In 1555, a battle took place between the Mughal Empire and the Suri Empire, known as the Battle of Machhiwara.
Machhiwara is a town located in the Ludhiana district of the Indian state of Punjab, which is currently undergoing development. The name “Machhiwara” is derived from the words “machhi” (meaning “fish”) and “wara” (meaning “ground”). The town is situated about 13 kilometers away from the Satluj River.
Following the death of Islam Shah Suri, the Suri Empire plunged into a civil war, with various contenders vying for the throne. Sikandar Shah Suri was preoccupied with his own battle against Ibrahim Shah Suri when Humayun assembled an army from Kabul. In February 1555, Humayun’s forces captured Rohtas Fort and Lahore, and then proceeded to take Dipalpur and Jalandhar with another detachment. The advanced division of Humayun’s army moved towards Sirhind.

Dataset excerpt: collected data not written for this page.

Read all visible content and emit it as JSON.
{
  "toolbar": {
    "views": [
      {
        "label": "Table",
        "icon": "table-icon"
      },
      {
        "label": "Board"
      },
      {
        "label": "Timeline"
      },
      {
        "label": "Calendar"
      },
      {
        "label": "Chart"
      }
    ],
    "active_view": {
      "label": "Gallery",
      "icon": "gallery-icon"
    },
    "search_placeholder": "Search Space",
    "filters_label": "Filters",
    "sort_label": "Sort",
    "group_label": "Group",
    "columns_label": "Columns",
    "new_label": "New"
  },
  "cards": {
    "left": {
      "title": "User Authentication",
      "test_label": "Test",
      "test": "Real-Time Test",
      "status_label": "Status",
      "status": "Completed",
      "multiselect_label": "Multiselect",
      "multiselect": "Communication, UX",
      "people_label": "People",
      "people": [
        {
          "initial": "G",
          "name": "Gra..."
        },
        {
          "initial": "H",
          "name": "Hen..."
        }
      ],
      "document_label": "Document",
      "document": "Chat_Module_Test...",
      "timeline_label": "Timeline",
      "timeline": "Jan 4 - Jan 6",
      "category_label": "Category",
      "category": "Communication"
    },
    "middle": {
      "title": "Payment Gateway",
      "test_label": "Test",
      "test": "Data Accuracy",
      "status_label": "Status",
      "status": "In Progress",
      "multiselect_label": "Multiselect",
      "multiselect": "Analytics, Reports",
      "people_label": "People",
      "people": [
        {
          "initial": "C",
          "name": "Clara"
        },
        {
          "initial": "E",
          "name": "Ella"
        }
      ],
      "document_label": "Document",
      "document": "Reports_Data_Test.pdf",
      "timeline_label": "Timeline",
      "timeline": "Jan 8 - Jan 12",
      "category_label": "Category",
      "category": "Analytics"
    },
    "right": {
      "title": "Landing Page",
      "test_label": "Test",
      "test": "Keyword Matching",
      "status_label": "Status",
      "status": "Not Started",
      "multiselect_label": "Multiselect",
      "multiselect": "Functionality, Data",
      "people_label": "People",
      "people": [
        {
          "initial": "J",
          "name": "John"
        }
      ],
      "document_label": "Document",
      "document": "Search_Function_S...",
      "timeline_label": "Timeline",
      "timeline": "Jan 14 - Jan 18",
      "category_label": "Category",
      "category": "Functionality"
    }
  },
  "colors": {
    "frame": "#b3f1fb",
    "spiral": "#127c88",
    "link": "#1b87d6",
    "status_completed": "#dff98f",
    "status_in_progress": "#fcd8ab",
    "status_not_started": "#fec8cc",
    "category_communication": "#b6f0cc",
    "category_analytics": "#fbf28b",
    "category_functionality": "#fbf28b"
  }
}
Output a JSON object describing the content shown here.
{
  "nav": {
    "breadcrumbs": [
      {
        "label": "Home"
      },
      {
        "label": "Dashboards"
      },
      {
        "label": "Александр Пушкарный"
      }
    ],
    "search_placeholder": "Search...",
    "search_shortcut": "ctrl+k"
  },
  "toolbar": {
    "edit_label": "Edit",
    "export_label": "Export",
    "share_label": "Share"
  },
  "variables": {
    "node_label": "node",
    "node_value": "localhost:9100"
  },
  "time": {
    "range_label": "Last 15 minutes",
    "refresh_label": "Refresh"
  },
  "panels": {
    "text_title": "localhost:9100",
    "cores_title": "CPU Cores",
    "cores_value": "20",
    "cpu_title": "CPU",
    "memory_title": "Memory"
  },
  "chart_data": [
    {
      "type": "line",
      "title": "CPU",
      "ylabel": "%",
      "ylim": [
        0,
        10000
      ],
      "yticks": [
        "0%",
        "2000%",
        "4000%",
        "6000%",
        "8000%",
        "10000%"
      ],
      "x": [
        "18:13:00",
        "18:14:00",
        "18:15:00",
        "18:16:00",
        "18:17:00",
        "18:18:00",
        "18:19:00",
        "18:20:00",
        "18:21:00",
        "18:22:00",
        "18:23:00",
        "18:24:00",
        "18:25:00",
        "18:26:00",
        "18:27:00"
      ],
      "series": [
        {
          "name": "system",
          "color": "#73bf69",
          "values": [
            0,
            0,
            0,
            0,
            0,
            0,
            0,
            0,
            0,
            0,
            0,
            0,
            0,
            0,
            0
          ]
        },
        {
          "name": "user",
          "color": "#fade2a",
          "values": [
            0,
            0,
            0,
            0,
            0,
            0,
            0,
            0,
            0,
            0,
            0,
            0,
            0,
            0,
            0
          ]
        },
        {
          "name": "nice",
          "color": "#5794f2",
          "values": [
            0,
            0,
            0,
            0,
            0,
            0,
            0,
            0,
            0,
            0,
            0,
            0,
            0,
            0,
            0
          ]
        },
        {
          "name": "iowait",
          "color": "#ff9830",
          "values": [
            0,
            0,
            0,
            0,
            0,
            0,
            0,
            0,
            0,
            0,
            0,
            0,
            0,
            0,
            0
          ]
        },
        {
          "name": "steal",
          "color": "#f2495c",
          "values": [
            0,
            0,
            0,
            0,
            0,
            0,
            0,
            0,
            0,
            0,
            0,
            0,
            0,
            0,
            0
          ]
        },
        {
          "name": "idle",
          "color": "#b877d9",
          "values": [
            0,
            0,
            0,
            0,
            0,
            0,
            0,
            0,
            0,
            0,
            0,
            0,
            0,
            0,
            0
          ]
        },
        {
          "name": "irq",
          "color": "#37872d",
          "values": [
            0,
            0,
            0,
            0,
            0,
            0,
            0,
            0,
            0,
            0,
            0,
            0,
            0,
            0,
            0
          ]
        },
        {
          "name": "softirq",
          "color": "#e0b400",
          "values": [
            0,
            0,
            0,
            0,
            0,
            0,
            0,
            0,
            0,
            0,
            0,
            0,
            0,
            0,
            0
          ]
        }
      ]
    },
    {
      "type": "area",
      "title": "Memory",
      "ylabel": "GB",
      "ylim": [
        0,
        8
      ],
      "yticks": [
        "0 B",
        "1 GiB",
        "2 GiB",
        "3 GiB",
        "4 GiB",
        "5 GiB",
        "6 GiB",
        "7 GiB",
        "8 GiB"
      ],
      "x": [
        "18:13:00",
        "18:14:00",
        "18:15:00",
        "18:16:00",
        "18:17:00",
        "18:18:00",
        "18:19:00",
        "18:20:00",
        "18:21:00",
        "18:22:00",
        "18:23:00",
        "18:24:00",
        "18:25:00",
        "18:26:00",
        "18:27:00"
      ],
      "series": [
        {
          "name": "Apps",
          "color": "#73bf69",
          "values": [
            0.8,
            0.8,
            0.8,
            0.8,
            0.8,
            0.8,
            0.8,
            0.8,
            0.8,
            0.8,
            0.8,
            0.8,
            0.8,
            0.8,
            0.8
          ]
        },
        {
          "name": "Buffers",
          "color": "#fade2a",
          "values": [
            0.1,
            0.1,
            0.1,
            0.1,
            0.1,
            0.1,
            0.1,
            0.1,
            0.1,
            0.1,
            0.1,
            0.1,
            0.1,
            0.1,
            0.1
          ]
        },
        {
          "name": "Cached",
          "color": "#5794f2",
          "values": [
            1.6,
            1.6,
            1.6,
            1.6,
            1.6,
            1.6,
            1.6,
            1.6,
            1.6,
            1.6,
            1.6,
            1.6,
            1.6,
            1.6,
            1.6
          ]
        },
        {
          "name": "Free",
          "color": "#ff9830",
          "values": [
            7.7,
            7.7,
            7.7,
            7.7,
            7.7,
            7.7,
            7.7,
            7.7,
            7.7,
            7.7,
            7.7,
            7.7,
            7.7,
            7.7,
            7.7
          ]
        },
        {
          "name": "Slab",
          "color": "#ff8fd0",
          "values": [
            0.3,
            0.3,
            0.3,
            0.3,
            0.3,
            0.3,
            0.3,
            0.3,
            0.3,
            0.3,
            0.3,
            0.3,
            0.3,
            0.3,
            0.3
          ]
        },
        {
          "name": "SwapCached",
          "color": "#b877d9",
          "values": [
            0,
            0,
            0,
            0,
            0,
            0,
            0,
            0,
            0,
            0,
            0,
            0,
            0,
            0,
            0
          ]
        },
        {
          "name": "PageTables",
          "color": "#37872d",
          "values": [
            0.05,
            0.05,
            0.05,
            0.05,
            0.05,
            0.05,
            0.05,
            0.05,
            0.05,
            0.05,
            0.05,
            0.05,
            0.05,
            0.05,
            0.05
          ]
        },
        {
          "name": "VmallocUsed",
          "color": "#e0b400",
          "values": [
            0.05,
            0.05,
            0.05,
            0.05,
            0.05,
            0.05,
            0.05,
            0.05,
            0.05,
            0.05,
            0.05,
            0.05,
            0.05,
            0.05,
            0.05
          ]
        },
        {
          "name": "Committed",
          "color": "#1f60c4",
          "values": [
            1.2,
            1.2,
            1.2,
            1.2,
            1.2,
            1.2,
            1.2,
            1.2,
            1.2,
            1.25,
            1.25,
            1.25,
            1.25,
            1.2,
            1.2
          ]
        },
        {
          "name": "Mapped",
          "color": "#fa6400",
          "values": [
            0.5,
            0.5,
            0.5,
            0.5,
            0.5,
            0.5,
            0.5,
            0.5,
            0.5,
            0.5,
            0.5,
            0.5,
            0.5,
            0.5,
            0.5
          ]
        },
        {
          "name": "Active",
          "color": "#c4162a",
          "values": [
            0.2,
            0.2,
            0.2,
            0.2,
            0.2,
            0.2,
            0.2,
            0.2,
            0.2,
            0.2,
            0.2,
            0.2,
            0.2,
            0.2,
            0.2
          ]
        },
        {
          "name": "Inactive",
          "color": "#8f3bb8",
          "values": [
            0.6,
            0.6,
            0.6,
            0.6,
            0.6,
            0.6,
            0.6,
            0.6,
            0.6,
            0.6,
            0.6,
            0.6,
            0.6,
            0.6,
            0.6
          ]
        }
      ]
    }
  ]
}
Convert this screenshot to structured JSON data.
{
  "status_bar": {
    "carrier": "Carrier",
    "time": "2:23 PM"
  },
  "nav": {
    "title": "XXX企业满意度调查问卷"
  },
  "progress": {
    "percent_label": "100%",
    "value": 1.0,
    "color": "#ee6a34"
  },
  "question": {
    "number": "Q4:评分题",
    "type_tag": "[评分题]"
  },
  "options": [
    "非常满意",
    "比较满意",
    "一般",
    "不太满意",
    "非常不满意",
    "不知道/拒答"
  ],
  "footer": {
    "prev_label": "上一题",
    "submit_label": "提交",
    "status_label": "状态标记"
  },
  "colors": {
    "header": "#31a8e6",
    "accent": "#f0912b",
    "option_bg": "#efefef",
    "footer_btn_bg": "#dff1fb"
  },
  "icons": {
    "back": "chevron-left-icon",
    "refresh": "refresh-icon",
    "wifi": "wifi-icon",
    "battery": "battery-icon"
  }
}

In an attempt to intercept the Mughal forces, Sikandar sent a 30,000-strong army led by Naseeb Khan and Tartar Khan, but they were defeated by the Mughal army at the Battle of Machhiwara, which opened the way for the Mughals to occupy Sirhind. The subsequent victory at the Battle of Sirhind allowed Humayun to reestablish the Mughal Empire.
Mughal empire under the leadership of the Emperor Humayun won the battle of Machhiwara against the Suri Empire.